Nouvelles mesures pour les TPE-PME : tout pour les patrons !

Manuel Valls a présenté à la presse le 9 juin dernier une série de mesures en destination des TPE-PME (qui s’inscriront tantôt dans la loi Macron, tantôt dans la future loi « dialogue social » Rebsamen ou encore qui feront l’objet d’un futur décret, d’une future loi ou d’une future désormais classique « grande négociation collective »).

En destination des TPE-PME, mais au profit exclusif des patrons, à la plus grande joie du Medef et de la Cgpme,  et au détriment exclusif des salariés et des demandeurs d’emploi, ces diverses mesures comprennent notamment :

- Une nouvelle aide (première embauche, pour les entreprises sans salarié) de 4000 euros versés sur deux ans (c’est toujours ça de pris), cumulable avec les autres aides et exonérations existantes (contrats aidés, exonération Fillon, CICE…) : recruter un travailleur va bientôt devenir gratuit ! (On exagère à peine, à partir de septembre prochain, le « coût » d’un apprenti mineur est de.. 0 € pour l’employeur une fois déduites l’ensemble des aides existantes, et même négatif si on rajoute le CICE ! Avec aucun contrôle sur la réalité de la formation, de l’accompagnement, pourquoi se gêner ?).

- L’autorisation de deux renouvellements consécutifs pour les CDD et les contrats de travail temporaire (CTT), contre un seul précédemment. Contrairement à la propagande patrono -gouvernementale, cela se fait bien évidemment en défaveur du salarié : jusqu’à présent, le juge requalifiait en CDI le contrat d’un salarié encore employé après le terme prévu à l’issue du premier renouvellement. Il s’agit donc bien d’un accroissement de la précarité pour les salariés et d’une nouvelle opportunité offerte aux employeurs de moduler la main d’œuvre à leur guise ! Le gouvernement n’a pas fait savoir à quelles entreprises il entendait réserver cette mesure ou si, bien que s’inscrivant dans cette communication sur les TPE-PME, elle concernerait l’ensemble des entreprises…

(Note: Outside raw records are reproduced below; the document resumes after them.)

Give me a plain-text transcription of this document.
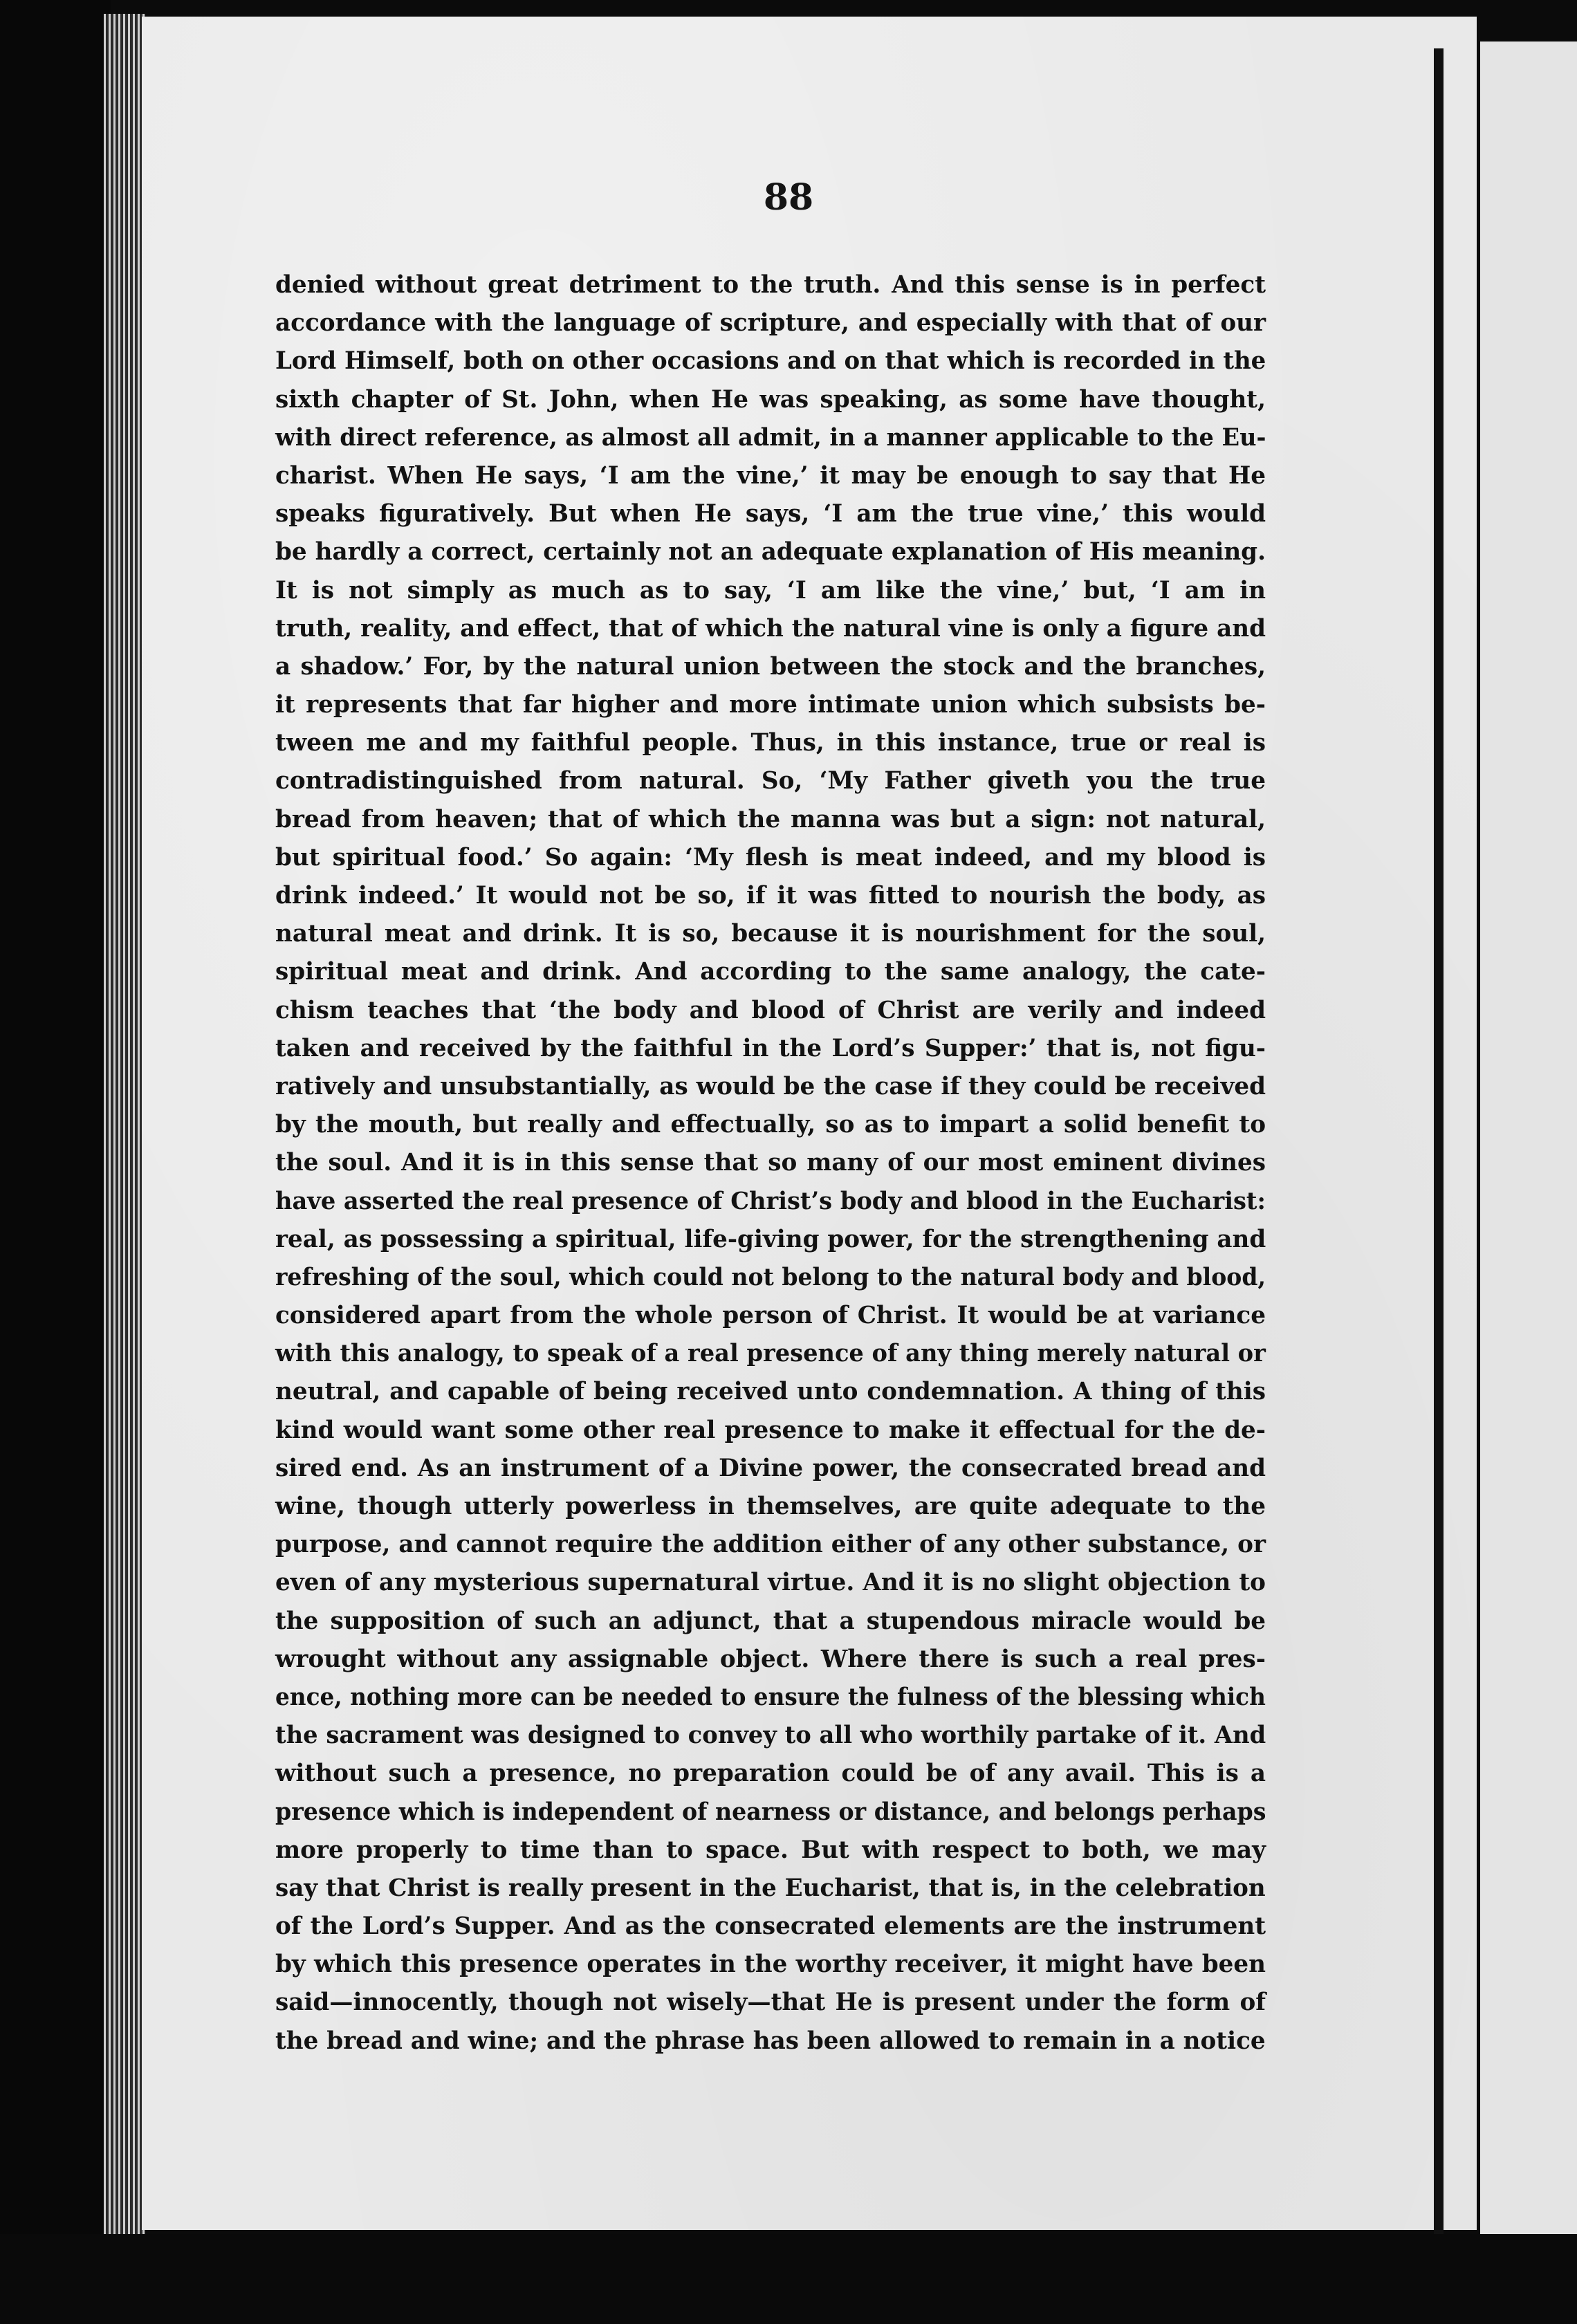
88
denied without great detriment to the truth. And this sense is in perfect
accordance with the language of scripture, and especially with that of our
Lord Himself, both on other occasions and on that which is recorded in the
sixth chapter of St. John, when He was speaking, as some have thought,
with direct reference, as almost all admit, in a manner applicable to the Eu-
charist. When He says, ‘I am the vine,’ it may be enough to say that He
speaks figuratively. But when He says, ‘I am the true vine,’ this would
be hardly a correct, certainly not an adequate explanation of His meaning.
It is not simply as much as to say, ‘I am like the vine,’ but, ‘I am in
truth, reality, and effect, that of which the natural vine is only a figure and
a shadow.’ For, by the natural union between the stock and the branches,
it represents that far higher and more intimate union which subsists be-
tween me and my faithful people. Thus, in this instance, true or real is
contradistinguished from natural. So, ‘My Father giveth you the true
bread from heaven; that of which the manna was but a sign: not natural,
but spiritual food.’ So again: ‘My flesh is meat indeed, and my blood is
drink indeed.’ It would not be so, if it was fitted to nourish the body, as
natural meat and drink. It is so, because it is nourishment for the soul,
spiritual meat and drink. And according to the same analogy, the cate-
chism teaches that ‘the body and blood of Christ are verily and indeed
taken and received by the faithful in the Lord’s Supper:’ that is, not figu-
ratively and unsubstantially, as would be the case if they could be received
by the mouth, but really and effectually, so as to impart a solid benefit to
the soul. And it is in this sense that so many of our most eminent divines
have asserted the real presence of Christ’s body and blood in the Eucharist:
real, as possessing a spiritual, life-giving power, for the strengthening and
refreshing of the soul, which could not belong to the natural body and blood,
considered apart from the whole person of Christ. It would be at variance
with this analogy, to speak of a real presence of any thing merely natural or
neutral, and capable of being received unto condemnation. A thing of this
kind would want some other real presence to make it effectual for the de-
sired end. As an instrument of a Divine power, the consecrated bread and
wine, though utterly powerless in themselves, are quite adequate to the
purpose, and cannot require the addition either of any other substance, or
even of any mysterious supernatural virtue. And it is no slight objection to
the supposition of such an adjunct, that a stupendous miracle would be
wrought without any assignable object. Where there is such a real pres-
ence, nothing more can be needed to ensure the fulness of the blessing which
the sacrament was designed to convey to all who worthily partake of it. And
without such a presence, no preparation could be of any avail. This is a
presence which is independent of nearness or distance, and belongs perhaps
more properly to time than to space. But with respect to both, we may
say that Christ is really present in the Eucharist, that is, in the celebration
of the Lord’s Supper. And as the consecrated elements are the instrument
by which this presence operates in the worthy receiver, it might have been
said—innocently, though not wisely—that He is present under the form of
the bread and wine; and the phrase has been allowed to remain in a notice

- Une nouvelle attaque sur les « effets de seuil » après l’échec de la négociation interprofessionnelle sur le sujet, même les syndicats les plus favorables au patronat ne souhaitant pas s’engager : le franchissement d’un seuil ne déclencherait des obligations sociales et fiscales que… 3 ans après son franchissement. Cette scandaleuse mesure devrait apparaître dans le projet de loi de finance.

- Enfin, le retour par la petite porte d’une ex-disposition du projet de loi Macron qui y revient à nouveau dans la dernière ligne droite : le plafonnement des indemnités que pourraient ordonner les juges (conseil de prud’hommes) en cas de licenciement dépourvu de cause réelle et sérieuse (par exemple, maximum 6 mois de salaire pour un salarié ayant moins de 14 ans d’ancienneté dans une entreprise de moins de 20 salariés, maximum 10 mois de salaire dans une entreprise de plus de 20 salariés). Cela revient à autoriser les patrons à « provisionner » le coût d’un licenciement injustifié et à retirer au juge son pouvoir !

Ensemble et le Front de Gauche condamnent fermement ces nouvelles attaques contre le code du travail, ces nouveaux cadeaux au patronat et appellent l’ensemble des salarié-e-s à reprendre le chemin de la mobilisation.